La delusione di Schifani e il silenzio diplomatico
La giornata, iniziata con grandi aspettative, si è conclusa con una tensione palpabile sull’asse Palermo-Roma. Il governatore Renato Schifani, nominato Commissario per l’emergenza (stesso ruolo affidato a Occhiuto in Calabria e Todde in Sardegna), ha incassato il colpo preferendo la via del silenzio istituzionale. Significativa la sua assenza alla conferenza stampa di Palazzo Chigi: il presidente della Regione ha ringraziato formalmente la premier, ma ha disertato l’incontro con i giornalisti dove era atteso anche il Ministro Nello Musumeci.
La strategia di Palazzo d’Orleans è chiara: mostrare che la Regione ha fatto più dello Stato. Schifani ha infatti sottolineato come la sua giunta abbia già messo sul piatto 70 milioni di euro di fondi propri, più del doppio di quanto arrivato dal governo nazionale. «Queste risorse sono solo il primo passo», ha commentato a freddo il governatore tramite una nota, lasciando intendere che la partita è tutt’altro che chiusa.
La macchina regionale e la difesa di Musumeci
Prima della doccia fredda romana, a Palermo si era insediata la cabina di regia per la ricostruzione con gli assessori Aricò, Savarino e Tamajo, e i vertici dell’Irfis, affidando il coordinamento a Simona Vicari.

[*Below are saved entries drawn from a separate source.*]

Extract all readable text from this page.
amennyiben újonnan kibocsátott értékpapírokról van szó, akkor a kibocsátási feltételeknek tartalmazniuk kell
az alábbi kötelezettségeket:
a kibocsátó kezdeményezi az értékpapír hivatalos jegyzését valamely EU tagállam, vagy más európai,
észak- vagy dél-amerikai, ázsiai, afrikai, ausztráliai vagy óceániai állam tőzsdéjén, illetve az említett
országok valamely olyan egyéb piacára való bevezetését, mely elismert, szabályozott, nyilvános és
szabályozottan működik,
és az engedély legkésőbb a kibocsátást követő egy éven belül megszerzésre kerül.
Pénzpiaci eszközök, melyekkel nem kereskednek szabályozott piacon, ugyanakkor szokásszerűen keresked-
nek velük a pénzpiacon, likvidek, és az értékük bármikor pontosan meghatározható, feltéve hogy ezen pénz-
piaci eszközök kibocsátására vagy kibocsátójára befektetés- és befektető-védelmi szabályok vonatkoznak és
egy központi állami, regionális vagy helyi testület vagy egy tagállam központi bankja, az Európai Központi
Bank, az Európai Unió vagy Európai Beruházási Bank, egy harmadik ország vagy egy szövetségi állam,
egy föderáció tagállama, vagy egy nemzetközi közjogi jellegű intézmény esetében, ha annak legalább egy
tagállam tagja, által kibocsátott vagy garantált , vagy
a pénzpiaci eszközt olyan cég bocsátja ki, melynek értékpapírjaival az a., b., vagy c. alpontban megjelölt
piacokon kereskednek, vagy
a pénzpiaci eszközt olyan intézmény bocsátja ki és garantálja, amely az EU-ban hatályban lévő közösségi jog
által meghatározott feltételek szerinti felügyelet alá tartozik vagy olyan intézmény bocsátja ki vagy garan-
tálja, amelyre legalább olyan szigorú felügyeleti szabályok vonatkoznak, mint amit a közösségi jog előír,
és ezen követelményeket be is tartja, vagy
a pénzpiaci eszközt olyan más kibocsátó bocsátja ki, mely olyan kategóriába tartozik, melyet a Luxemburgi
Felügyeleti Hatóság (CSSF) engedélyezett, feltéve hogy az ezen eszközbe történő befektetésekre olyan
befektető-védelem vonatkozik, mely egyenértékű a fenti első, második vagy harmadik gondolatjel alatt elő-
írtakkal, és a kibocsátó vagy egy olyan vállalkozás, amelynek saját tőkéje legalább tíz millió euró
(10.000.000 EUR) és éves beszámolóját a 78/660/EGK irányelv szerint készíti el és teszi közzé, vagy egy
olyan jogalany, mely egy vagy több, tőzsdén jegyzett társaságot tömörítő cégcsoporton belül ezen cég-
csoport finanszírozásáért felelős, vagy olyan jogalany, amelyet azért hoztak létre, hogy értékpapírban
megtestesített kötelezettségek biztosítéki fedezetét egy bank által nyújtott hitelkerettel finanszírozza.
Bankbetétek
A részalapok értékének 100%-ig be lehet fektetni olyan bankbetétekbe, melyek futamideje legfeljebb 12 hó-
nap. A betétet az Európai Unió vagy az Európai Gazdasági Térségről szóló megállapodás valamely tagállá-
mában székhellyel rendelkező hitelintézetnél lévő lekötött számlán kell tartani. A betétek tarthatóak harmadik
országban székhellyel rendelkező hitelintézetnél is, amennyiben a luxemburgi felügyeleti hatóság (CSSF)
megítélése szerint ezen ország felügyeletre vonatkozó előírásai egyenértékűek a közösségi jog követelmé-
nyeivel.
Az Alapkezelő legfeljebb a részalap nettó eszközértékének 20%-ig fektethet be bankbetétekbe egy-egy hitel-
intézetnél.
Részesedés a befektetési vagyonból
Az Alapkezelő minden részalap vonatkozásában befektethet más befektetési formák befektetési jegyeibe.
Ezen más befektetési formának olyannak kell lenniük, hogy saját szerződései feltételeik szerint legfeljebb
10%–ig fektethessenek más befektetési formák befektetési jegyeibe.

In serata, il Ministro per la Protezione Civile, Nello Musumeci, ha tentato di gettare acqua sul fuoco delle polemiche: «I fondi stanziati servono solo per le primissime urgenze dei Comuni. Quando avremo il dato definitivo dei danni arriverà un decreto legge per le altre risorse». Musumeci ha citato i dati certificati attuali: 741 milioni per la Sicilia contro i 200 della Sardegna e 300 della Calabria.
Ma le rassicurazioni non bastano all’opposizione. Durissimo l’affondo del M5S con Antonio De Luca: «Il governo nazionale delibera l’elemosina e Schifani ringrazia pure. Andare a Roma col cappello in mano non paga».